Through the Woods04.11.2016, Benjamin Schmädig

Im Test: Familienspuren

Das furchteinflößende Gefühl beim einsamen Durchstreifen eines nächtlichen Waldes wollte das norwegische Studio Antagonist einfangen: Through the Woods (ab 29,99€ bei kaufen) heißt daher das Abenteuer einer Mutter, die ihren Sohn auf einer verwunschenen Insel sucht – eine Insel, auf der Kreaturen der nordischen Mythologie ihr Unwesen treiben...

Große Namen...

Schon im Vorfeld erregte das Erstlingswerk der jungen Entwickler Aufmerksamkeit. Kein Wunder: Seine aufwändigen Kulissen und der eindringliche Ton machen Bäume und Häuser unter dem sternenklaren Himmel zu einer plastischen Umgebung. Äste knacken unter den Schuhen, ein eisiger Wind pfeift an schroffen Felsen vorbei und nicht nur das Plätschern im Wasser scheint die Gegenwart geheimnisvoller Jäger anzukündigen.

Immerhin, und daraus macht das Spiel kein Geheimnis, leben Trolle, Draugar, Nøkken und andere Kreaturen dort, wohin ein alter Mann Karens Sohn verschleppt hat. Ungefähr drei Stunden lang folgt sie deshalb seiner Spur, wobei sich das Team von Antagonist ganz offiziell von Resident Evil, Silent Hill und Project Zero inspirieren ließ – und von Amnesia, Alan Wake oder The Last of Us.

... kleines Spiel

Die aufwändige Kulisse ist die große Stärke der unheimlichen Reise.

Sogar Gone Home soll einen Einfluss gehabt haben und tatsächlich nimmt das Erkunden der Insel den mit Abstand größten Platz ein. Auf Notizen entdeckt Karen dabei Hinweise über ihre Umgebung (sowie viel zu genaue Anleitungen, um kommende Gefahren zu entschärfen), während Sammelgegenstände als überflüssige Beute dienen. Man kann die Gegenstände nicht einmal aus der Nähe ansehen oder in den Händen drehen, später im Menü ist sogar nur ihre Beschreibung verfügbar. Interessantes über die nordische Mythologie erzählt Antagonist leider kaum.

Sogar im eigentlichen Spiel dienen z.B. die Kreaturen meist nur als Gegner und kaum als Stichwortgeber für aufregende Geschichten. Gelegentlich erläutert Karen, die in einem Rückblick ihren Ausflug auf die Insel Revue passieren lässt, zwar Einzelheiten. Dabei beschreibt sie aber vor allem ihre akuten Umstände, anstatt Spielern die mythische Fremde näherzubringen.

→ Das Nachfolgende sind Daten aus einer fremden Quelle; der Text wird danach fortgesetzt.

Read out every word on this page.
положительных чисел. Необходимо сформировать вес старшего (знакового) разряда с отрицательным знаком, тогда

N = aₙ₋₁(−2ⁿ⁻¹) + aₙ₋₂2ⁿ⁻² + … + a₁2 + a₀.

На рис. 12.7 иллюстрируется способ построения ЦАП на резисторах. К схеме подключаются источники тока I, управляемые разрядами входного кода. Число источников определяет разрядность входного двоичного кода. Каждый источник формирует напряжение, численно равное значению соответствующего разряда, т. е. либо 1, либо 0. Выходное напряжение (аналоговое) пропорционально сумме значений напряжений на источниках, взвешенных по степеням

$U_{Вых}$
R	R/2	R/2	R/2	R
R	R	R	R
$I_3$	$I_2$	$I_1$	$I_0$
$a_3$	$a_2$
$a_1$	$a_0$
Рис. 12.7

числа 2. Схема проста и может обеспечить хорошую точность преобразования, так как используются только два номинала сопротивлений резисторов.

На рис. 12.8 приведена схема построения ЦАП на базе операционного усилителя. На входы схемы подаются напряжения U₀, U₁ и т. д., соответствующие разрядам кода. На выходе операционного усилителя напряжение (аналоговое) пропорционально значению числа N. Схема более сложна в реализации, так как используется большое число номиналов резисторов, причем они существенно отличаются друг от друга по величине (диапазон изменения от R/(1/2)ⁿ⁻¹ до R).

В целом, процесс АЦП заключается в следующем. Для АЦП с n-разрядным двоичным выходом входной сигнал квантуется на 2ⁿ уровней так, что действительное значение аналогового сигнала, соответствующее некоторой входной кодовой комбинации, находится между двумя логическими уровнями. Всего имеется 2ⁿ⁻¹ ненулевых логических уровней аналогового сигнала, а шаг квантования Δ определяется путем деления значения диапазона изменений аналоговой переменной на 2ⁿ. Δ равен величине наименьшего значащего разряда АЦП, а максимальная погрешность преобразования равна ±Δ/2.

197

Spielerisch bleiben die Begegnungen mit den mythischen Kreaturen zu blass.

Mehr wandern als gruseln

Spielerisch zitiert Through the Woods zwar alten und neuen Survival-Horror, wenn Karen schleicht, um von Trollen nicht gesehen zu werden oder die Huldra mit dem Licht ihrer Taschenlampe blendet. Auch diese Interaktion gelingt den Entwicklern allerdings nicht sehr gut, denn hat man die wenigen Gegner einmal durchschaut, ist man im Handumdrehen an ihnen vorbei. Mehr als das Schleichen in der Hocke, das An- und Abschalten der Taschenlampe sowie das Wedeln einer Fackel beherrscht Karen ohnehin nicht – entsprechend überschaubar sind die nur auf dem Papier interessanten Stealth-Action-Anleihen. Gelegentlich baut Through the Woods durch das Ankündigen eines neuen Gegners zwar Spannung auf, es bleibt aber immer mehr Wandersimulator als Horrorabenteuer.

Die Geschichte um Karen und ihren Sohn findet ein durchaus interessantes Ende, nachdem sich die Mutter auch ihren eigenen Dämonen gestellt hat. Doch insgesamt streicht das Abenteuer einfach zu belanglos vorbei. Zum Teil liegt das am oberflächlichen Abklappern der Checkpunkte, aber auch an den steifen Animationen und schlecht eingesprochenen Dialogen der wenigen zentralen Filmszenen.

Fazit

Wenn unheimliche Geräusche die nächtliche Stille durchbrechen und man Schritt für Schritt das Geheimnis um ein entführtes Kind aufdeckt, dann ist Through the Woods ein stimmungsvoller Ausflug in die Welt der nordischen Mythologie. Das Erkunden der recht aufwändigen Kulissen ist vor allem atmosphärisch gelungen und die typisch unaufgeregte Erzählweise der norwegischen Künstler eine gelungene Abwechslung zum überzeichneten Horror ähnlicher Spiele. Allerdings fehlt ihrem Abenteuer wichtige spielerische Tiefe. Zum einen nutzt Antagonist die nordische Mythologie lediglich als Vorwand, um Schauplatz und Gegner darzustellen, führt seine Spieler aber trotz Sammelgegenstände und lose verteilter Zettel kaum an deren erzählerische Besonderheiten heran. Zum anderen stellen die steifen Filmszenen wichtige Höhepunkte der Geschichte zu trocken dar, als dass eine emotionale Bindung zwischen Spielern und Spiel entstehen könnte. Das gelegentliche Schleichen oder Abwehren der Kreaturen ist zudem dermaßen simpel, dass Through the Woods die durch den guten Ton aufgebaute Spannung stets schnell wieder verliert. Eine nette Kurzgeschichte erlebt man in den etwa drei Stunden allemal - mehr aber leider nicht.

Pro

unaufgeregte Erzählung um Mythen und persönliche Schicksale
aufwändige, plastische Kulissen

Kontra

fehlende Spannung, weil Kreaturen leicht durchschaut sind
lieblos präsentierter Sammelkram
eindringlicher Ton und über weite Strecken gute Sprecherin der Hauptfigur...
... in wichtigen Szenen aber sehr steife Animationen und hölzerne Dialoge

Wertung

PC

Stimmungsvolle, spielerisch aber überschaubare Reise in die nordische Mythologie.